Pharmacologic effects
Lidocaine is a sodium channel blocker. The drug blocks voltage-gated channels for sodium. These are located in the cell membranes of nerve cells. When a nerve cell is excited, sodium flows into the cells. An action potential is generated and the excitation is transmitted from one nerve cell to the next or from one nerve cell to the target cell by depolarization processes. When the sensitive receptors of the skin perceive sensations such as pressure, pain, heat or cold, they transmit these sensations to the brain. This requires excitation propagation and thus also an opening of the sodium channels in the cell membranes. Lidocaine blocks the sodium channels so that no sodium can flow into the cells. The formation of an action potential is impeded, and the stimulus is not transmitted. At the same time, lidocaine has only a local effect. Only the nerve cells located at the site of application of the drug are affected. Thin nerve fibers are blocked more quickly in their transmission function than thick nerve fibers. After application, the sensation of pain is initially reduced. Subsequently, temperatures are no longer perceived. Then touch and pressure sensations deteriorate. Finally, the efferents fail. Efferents are nerve fibers that run from the central nervous system to the muscles. When the efferents fail, motor function also fails in the affected area.
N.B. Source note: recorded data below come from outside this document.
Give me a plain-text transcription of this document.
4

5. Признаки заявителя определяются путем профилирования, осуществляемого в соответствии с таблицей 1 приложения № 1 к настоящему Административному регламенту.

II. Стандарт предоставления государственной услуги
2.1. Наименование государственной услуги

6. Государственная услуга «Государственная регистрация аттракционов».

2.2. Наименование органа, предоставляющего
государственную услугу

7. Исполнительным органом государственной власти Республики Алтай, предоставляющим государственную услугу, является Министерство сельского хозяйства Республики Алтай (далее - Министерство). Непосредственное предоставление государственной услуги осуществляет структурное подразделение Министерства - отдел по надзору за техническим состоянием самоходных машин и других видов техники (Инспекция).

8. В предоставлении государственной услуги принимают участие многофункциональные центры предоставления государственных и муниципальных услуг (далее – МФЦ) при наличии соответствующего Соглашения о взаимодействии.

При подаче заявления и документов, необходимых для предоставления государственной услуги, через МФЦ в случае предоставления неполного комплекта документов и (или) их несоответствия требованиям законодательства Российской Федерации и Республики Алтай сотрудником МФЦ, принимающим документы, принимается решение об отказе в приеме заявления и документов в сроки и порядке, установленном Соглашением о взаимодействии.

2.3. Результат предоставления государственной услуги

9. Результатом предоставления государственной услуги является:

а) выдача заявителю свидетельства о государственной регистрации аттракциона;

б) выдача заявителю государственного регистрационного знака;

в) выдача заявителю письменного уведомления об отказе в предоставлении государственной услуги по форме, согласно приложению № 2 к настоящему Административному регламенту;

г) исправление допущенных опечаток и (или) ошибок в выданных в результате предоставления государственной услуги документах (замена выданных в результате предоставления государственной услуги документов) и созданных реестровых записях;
Medical application and use
The main use of lidocaine is regional anesthesia. Local anesthesia eliminates the sensation of pain in a limited area of the body. The advantage over general anesthesia is that lung and brain function, metabolism, and even acid-base balance are hardly affected. Lidocaine is frequently administered as a local anesthetic in dental and medical treatment. It is used for surface anesthesia, conduction anesthesia, and infiltration anesthesia. In infiltration anesthesia, lidocaine is injected into tissue to numb a small area. This may be necessary, for example, when suturing a laceration or similar minor procedures. Alternatively, lidocaine may be injected near a nerve. This numbs the area supplying the nerve. This procedure is also known as conduction anesthesia. After a contact time of one to three minutes, the local anesthesia lasts for one to three hours. Lidocaine is also well absorbed through the mucous membranes. In the form of sprays or ointments, the active ingredient is therefore used for surface anesthesia. Surface anesthesia guarantees freedom from pain, for example, in the treatment of hemorrhoids or during endoscopies. Lidocaine is also available in the form of so-called delay creams or delay spray solutions. These are applied thinly to the glans of the penis when the foreskin is retracted to suppress premature ejaculation. Lidocaine is also used as an active ingredient in teething aids as a local anesthetic. The second major area of application for the drug is cardiac arrhythmias. Lidocaine slows down the spread of excitation in the cardiac conduction system. The drug thus has a stabilizing effect on the heart rhythm and suppresses cardiac arrhythmias originating in the ventricles.Thus, lidocaine is predominantly used for the treatment of tachycardic arrhythmias. In the past, lidocaine was used very frequently as an emergency medication. However, its use has now declined because lidocaine can not only prevent cardiac arrhythmias but also produce them in individual cases. In its function as an antiarrhythmic agent, lidocaine must be administered intravenously. Indications for intravenous administration of lidocaine are cardiac arrhythmias of any etiology. This also includes cardiac arrhythmias caused by poisoning with antidepressants or cardiac glycosides. Lidocaine can be administered as a preventive measure before interventions that may irritate the heart muscle. It reduces the risk of ventricular arrhythmias.
Risks and side effects
Side effects are uncommon with low doses of lidocaine. If the dosage is too high, cardiac adverse effects and systemic adverse effects may occur. These include symptoms such as drowsiness, restlessness, convulsions, and negative inotropy of the heart. In negative inotropy, the contractile force of the heart is reduced. In individual cases, a drop in blood pressure or allergic reactions may also occur. Very rarely, patients fall into a coma after high doses of lidocaine.